In recent years, considerable advances in neurological diagnosis have become possible by the use of sophisticated imaging techniques like computed tomography (CT), and magnetic resonance imaging (MRI). In interpreting these images a thorough knowledge of the gross anatomy of the head, neck and brain (or of other regions concerned) is invaluable.
Damage to nervous tissue can occur in various ways. Any part of the brain or spinal cord may be damaged by direct injury (trauma). Apart from other obvious causes such injury may occur during child birth. If nervous tissue is deprived of blood even for a short period irreversible damage may result. Localised damage of this kind may occur if one of the arteries supplying the brain is blocked. This may occur by clotting of blood within the vessel (thrombosis). Such an event is more likely in older individuals in whom the arteries have undergone a degenerative change known as arteriosclerosis. A vessel can also be blocked by some extraneous material (e.g., clot, fat, air)reaching it from some other part of the body through the circulation. Such matter is called an embolus. Sometimes an artery may rupture, the blood leaking into brain tissue (haemorrhage) causing considerable damage. A haemorrhage in the brain is often fatal. Bleeding may be caused by rupture of small abnormal dilatations of arteries (aneurysms). Aneurysms may be congenital, or may be produced due to weakening of the arterial wall in the region.
Another cause of brain damage is the presence of any abnormal mass within the cranial cavity. As the cranial cavity cannot expand such a mass inevitably presses on brain tissue. Such a spaceoccupying lesion may be a tumour, a collection of pus, a collection of blood (in the epiduralspace) etc. Apart from producing general signs of increased intracranial tension, local effects are produced depending on the area involved.
Increased intracranial tension, specially when it is rapid in progression, can lead to further brain damage in a number of ways. Swelling of the brain (cerebral oedema) following trauma, or infection, can itself act like a space occupying lesion. Brain tissue is pressed against the wall of the cranial cavity leading to damage. Part of the brain may herniate through a wound in the skull.

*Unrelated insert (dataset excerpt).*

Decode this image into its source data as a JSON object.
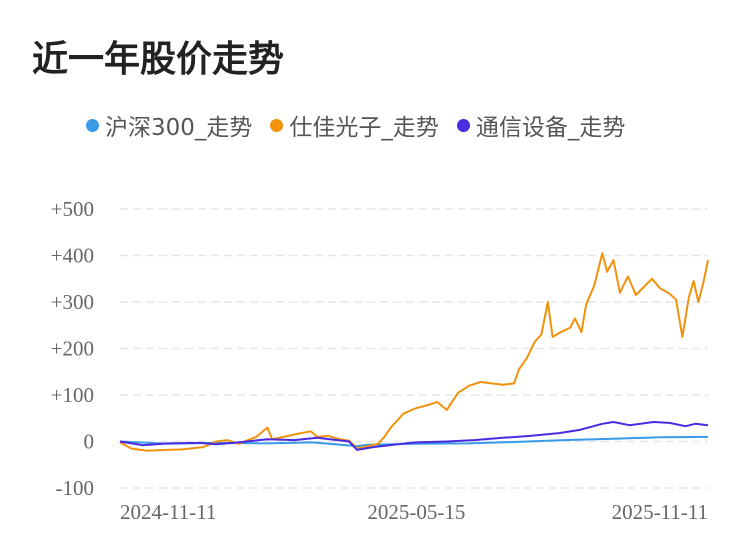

As pressure on a region of brain tissue increases it can lead to occlusion of blood vessels and infarctions. When intracranial pressure increases to the level of arterial pressure blood flow ceases and brain death ensues.
Nervous tissue may be affected by infections, both acute and chronic. An infection in the brain is referred to as encephalitis; and that in the spinal cord is called myelitis. Defects in neural tissue may also be caused by maldevelopment (congenital anomalies), bydegeneration in old age, and by various metabolic disorders. Finally, alterations in nervous function may occur in the absence of recognisable structural changes. These are called functional disorders.
From the above it will be obvious that in some cases a neurological disorder will be of acute onset (as in trauma, vascular accidents, or acute infections). In such cases the patient may at first show signs indicative of widespread functional deficit quite out of proportion to the actual area involved. Deep unconsciousness (coma) is often present. In course of time, however, considerable recovery may take place, leaving residual defects dependent upon the area involved. In slowly developing diseases on the other hand, considerable structural damage may occur before symptoms become obvious. In the descriptions that follow we will deal only with signs and symptoms referable to the actual area of lesion.